[Samba] Maximum samba file transfer speed on gigabit...

bjquinn at seidal.com bjquinn at seidal.com
Tue Jun 6 16:07:45 GMT 2006


> You should be able to do a crude test by creating a large file ("dd
> if=/dev/random of=test.dat bs=1048576 count=100" will create a 100MB
> test file) and then timing how long it takes to read the file back
> ("time dd if=test.dat of=/dev/null")  That'll tell you if your hard
> drives are configured properly and reading at full speed.  Use a larger
> file for a more accurate test.

Well, my 4 drive 15k RPM SAS RAID 10 configuration is performing slightly
more poorly than my single drive 10k RPM SATA (~50 MB/s vs. ~55MB/s in
both Bonnie and the dd test you suggested), but I guess that's the least
of my concerns right now.  (Besides this being the wrong list for such a
concern, but thanks for your suggestions!)  Although my maximum file
transfer speed seems to be maxing out at about 50 MB/s (looking like now
hard drive transfer speed is the bottleneck), which is almost exactly the
speed I'm getting from the Windows server, I am still able to run these
queries in FoxPro in around 10-12 seconds from the Windows server and
around 55 seconds for the Samba server.  A large Excel file (~45MB) opens
up in around 6-7 seconds over the Windows share and in 15 or so seconds
over the Samba share, looking like there's a big pause before it actually
starts loading the file into Excel.  Does this shed any light on the
issue?

> I wouldn't think there'd be a huge overhead, but in my own experience
> it's certainly noticeable (as compared to say FTP.)  Don't forget that
> if the PC on the other end isn't capable of receiving the data at full
> speed, then it doesn't matter how fast the server is.

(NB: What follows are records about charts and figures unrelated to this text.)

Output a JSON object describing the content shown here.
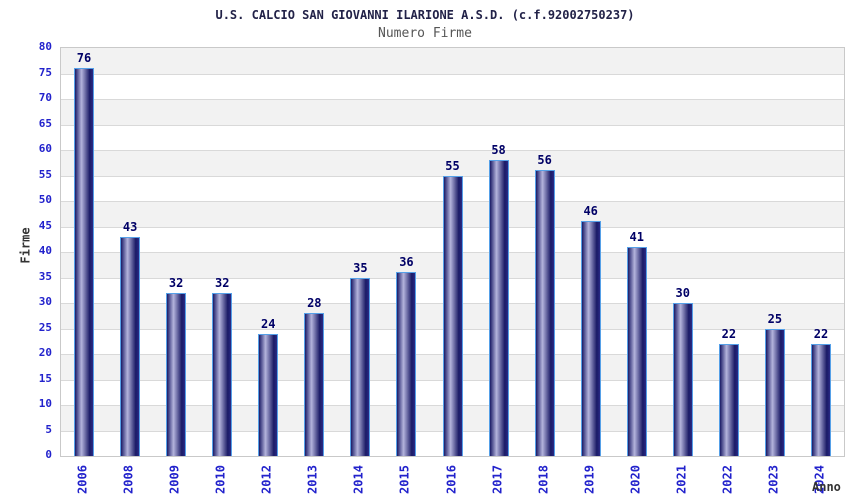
{
  "chart_data": {
    "type": "bar",
    "title": "U.S. CALCIO SAN GIOVANNI ILARIONE A.S.D. (c.f.92002750237)",
    "subtitle": "Numero Firme",
    "xlabel": "Anno",
    "ylabel": "Firme",
    "categories": [
      "2006",
      "2008",
      "2009",
      "2010",
      "2012",
      "2013",
      "2014",
      "2015",
      "2016",
      "2017",
      "2018",
      "2019",
      "2020",
      "2021",
      "2022",
      "2023",
      "2024"
    ],
    "values": [
      76,
      43,
      32,
      32,
      24,
      28,
      35,
      36,
      55,
      58,
      56,
      46,
      41,
      30,
      22,
      25,
      22
    ],
    "ylim": [
      0,
      80
    ],
    "ytick_step": 5,
    "yticks": [
      0,
      5,
      10,
      15,
      20,
      25,
      30,
      35,
      40,
      45,
      50,
      55,
      60,
      65,
      70,
      75,
      80
    ],
    "grid": true,
    "legend": "none",
    "band_pattern": "alternating gray/white horizontal bands, gray topmost",
    "colors": {
      "title": "#222248",
      "subtitle": "#565656",
      "tick_label": "#2222cc",
      "value_label": "#000066",
      "axis_title": "#333333",
      "bar_dark": "#1a1a66",
      "bar_mid": "#2a2a85",
      "bar_highlight": "#b4b4dc",
      "bar_border": "#55a0e8",
      "band_gray": "#f2f2f2",
      "band_white": "#ffffff",
      "gridline": "#d9d9d9",
      "plot_border": "#c9c9c9",
      "background": "#ffffff"
    }
  },
  "layout_note": "static chart image, no interactive controls"
}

I've already noticed significant differences between client computers, but
right now the computers I'm testing as client computers are comparable to
the server from a hardware specification standpoint, differing only in
that they run Windows 2000.  One odd thing is that the computers that are
capable only of transferring files from the server at a significantly
slower rate (whether Windows or Samba) don't seem to have a significant
degradation in FoxPro query time or Excel spreadsheet loading.